Honden zouden dan meestal in aanmerking komen, en slangen zijn als huisdier onaanvaardbaar voor een veganist: zij eten andere dieren en zijn daarvan niet af te brengen. Wat zou nu de oplossing zijn voor ethische veganisten die uit hun liefde voor dieren gedomesticeerde én vleesetende wezens zoals katten houden? De oplossing zou volgens mij liggen in de lijn van een product als het genoemde VegeCat, een betaalbaar veganistisch product dat bijvoorbeeld kattenvoer volledig zou vervangen en bovendien echt aantrekkelijk zou zijn voor alle katten door allerlei smaakcombinaties.
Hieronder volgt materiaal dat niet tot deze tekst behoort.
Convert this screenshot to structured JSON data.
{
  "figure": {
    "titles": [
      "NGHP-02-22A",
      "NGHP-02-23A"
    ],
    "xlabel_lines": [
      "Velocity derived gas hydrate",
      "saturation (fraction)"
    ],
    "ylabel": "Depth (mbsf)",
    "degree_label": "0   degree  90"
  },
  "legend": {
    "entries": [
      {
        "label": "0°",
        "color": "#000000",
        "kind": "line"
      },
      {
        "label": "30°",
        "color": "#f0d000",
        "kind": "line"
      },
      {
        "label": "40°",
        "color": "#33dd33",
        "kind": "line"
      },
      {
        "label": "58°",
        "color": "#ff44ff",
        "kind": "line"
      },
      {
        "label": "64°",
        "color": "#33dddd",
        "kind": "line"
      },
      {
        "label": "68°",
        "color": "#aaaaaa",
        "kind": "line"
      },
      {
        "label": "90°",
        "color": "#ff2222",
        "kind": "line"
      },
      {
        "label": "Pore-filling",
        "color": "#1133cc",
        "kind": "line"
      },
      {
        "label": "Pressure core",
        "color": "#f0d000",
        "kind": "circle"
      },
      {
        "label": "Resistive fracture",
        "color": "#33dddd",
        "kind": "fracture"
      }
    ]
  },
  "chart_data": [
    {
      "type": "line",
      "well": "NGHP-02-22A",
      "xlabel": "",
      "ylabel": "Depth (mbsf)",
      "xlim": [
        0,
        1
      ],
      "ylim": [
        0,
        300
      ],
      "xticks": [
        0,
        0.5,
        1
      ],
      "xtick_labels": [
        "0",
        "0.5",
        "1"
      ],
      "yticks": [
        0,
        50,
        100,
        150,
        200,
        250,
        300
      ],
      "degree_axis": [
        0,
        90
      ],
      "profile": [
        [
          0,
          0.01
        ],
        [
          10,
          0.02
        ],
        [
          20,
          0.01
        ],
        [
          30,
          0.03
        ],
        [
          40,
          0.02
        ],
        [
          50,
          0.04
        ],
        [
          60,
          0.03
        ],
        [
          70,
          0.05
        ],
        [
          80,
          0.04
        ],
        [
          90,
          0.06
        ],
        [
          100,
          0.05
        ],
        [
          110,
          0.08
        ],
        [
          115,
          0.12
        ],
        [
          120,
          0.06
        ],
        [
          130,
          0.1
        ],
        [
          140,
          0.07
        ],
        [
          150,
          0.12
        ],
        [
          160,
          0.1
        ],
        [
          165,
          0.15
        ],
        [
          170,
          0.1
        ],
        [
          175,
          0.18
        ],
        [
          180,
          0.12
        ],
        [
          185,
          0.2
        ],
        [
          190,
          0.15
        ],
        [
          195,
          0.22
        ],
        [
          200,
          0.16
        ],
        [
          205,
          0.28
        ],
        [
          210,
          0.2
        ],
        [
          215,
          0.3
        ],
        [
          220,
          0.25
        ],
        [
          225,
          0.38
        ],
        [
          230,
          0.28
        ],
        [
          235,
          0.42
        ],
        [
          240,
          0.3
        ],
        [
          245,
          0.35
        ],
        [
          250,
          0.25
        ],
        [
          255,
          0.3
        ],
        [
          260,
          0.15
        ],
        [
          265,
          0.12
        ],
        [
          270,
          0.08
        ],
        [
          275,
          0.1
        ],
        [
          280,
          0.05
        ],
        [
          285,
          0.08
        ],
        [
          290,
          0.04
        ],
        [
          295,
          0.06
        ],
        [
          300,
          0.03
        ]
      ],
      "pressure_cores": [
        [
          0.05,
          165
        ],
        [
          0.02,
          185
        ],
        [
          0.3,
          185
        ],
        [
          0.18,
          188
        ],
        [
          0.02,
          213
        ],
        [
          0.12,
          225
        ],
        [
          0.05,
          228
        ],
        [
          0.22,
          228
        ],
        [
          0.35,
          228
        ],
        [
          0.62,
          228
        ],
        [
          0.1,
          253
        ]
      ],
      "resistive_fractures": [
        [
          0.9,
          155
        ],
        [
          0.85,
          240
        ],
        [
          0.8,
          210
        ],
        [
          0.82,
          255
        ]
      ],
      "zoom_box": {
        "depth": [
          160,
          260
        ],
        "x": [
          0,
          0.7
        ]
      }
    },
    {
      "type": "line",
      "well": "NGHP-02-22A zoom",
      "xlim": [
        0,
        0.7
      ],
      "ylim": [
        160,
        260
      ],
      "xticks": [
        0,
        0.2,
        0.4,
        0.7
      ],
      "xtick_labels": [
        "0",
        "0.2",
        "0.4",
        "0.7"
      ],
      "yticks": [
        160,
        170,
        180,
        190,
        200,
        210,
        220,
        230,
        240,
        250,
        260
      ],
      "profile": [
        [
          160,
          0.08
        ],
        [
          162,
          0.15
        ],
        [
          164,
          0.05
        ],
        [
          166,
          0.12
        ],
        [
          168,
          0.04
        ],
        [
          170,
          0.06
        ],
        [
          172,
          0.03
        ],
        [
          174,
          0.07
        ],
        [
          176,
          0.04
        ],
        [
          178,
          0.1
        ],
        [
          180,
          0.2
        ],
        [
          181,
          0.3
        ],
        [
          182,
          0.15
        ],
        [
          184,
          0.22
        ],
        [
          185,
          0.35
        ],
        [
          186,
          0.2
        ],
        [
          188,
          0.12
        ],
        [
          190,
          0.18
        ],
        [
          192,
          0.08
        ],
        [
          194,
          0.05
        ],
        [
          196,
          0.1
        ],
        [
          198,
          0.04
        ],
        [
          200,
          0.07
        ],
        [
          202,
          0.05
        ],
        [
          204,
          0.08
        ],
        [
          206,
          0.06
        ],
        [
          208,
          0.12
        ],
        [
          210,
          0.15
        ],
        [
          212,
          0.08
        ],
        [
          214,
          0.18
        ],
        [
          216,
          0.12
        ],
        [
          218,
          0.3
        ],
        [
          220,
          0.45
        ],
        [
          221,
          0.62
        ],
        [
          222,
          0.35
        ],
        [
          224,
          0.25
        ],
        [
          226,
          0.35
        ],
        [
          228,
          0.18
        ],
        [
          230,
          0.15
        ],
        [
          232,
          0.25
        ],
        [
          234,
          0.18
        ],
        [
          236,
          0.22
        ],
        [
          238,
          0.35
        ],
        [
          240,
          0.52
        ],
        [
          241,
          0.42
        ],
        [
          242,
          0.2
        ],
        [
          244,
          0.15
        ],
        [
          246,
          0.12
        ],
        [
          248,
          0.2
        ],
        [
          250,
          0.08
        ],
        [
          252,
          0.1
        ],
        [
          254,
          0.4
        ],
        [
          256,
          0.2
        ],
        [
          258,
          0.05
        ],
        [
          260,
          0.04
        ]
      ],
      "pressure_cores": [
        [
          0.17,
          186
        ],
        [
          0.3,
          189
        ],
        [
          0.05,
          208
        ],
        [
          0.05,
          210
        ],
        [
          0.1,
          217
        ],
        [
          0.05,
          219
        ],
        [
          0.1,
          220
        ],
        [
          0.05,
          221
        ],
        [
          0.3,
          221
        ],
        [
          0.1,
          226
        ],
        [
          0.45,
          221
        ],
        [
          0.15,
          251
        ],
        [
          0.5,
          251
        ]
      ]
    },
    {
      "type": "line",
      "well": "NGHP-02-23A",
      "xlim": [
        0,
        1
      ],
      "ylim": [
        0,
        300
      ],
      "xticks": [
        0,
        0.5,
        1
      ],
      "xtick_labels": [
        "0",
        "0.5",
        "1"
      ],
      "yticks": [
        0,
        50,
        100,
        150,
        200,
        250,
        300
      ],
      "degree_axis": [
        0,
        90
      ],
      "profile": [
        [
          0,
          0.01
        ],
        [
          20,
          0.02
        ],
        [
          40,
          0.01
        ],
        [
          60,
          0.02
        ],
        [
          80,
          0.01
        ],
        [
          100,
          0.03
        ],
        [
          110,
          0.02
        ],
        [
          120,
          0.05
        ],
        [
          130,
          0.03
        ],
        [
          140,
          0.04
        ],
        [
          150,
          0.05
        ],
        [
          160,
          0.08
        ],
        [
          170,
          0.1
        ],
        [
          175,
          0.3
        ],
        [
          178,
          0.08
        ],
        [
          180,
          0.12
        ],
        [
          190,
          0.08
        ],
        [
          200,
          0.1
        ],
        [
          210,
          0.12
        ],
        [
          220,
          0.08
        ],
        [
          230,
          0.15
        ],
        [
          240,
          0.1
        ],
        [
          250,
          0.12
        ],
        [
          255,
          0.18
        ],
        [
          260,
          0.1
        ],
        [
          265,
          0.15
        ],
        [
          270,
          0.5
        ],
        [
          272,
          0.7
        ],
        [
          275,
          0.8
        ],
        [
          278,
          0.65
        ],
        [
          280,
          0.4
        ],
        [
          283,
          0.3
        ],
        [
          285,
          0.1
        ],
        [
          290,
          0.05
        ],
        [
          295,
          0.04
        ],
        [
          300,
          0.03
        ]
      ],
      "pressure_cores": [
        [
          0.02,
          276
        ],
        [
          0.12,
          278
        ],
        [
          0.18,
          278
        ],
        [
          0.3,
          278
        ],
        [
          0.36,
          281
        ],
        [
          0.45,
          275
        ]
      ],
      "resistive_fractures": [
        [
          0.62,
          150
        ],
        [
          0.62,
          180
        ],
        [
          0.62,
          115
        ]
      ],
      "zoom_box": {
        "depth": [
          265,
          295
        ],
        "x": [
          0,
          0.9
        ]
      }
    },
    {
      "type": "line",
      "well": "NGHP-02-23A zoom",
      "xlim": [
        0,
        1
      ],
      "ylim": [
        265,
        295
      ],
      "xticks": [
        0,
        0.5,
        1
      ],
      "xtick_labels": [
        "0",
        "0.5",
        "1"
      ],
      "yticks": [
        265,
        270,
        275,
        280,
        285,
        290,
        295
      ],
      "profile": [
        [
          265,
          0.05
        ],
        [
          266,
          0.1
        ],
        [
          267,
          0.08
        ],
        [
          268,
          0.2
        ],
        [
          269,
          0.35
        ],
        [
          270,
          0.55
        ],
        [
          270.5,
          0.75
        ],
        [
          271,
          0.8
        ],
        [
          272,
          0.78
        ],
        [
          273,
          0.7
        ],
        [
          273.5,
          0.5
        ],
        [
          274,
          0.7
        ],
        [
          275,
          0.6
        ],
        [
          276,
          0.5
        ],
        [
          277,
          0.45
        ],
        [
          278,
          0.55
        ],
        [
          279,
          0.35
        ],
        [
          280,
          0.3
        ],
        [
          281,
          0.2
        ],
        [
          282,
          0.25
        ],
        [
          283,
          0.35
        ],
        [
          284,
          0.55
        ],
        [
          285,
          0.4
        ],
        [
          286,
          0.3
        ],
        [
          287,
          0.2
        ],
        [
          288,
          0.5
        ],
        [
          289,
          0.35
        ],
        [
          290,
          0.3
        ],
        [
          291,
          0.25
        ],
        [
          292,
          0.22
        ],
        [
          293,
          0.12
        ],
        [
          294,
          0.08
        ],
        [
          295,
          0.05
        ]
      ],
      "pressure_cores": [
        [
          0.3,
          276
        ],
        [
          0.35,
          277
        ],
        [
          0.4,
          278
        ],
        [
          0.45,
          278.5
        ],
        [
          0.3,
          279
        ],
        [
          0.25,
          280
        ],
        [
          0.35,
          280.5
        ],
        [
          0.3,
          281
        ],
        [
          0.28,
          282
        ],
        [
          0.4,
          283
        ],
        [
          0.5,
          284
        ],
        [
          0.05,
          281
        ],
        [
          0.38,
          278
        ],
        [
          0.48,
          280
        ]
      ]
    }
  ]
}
Hier moet door (ethische) veganisten gesponsord onderzoek naar gedaan worden. Tot de tijd dat er veganistische alternatieven zijn, kan er door kattenbezitters slechts gekozen worden voor het minste van twee kwaden, namelijk door katten die het huidige VegeCat of VegeDog niet lusten visproducten te voeren. [Toevoeging uit 2011: inmiddels eten mijn overgebleven katten Cica en Guusje veganistisch droogvoer van Amicat in combinatie met visbrokjes. Het oude droogvoer is dus met succes vervangen door Amicat. Nu nog een volwaardig, smakelijk alternatief voor het natvoer.]

Dit artikel verscheen in eerder Gezond Idee, nummer 38, bladzijde 25, 1997/1998.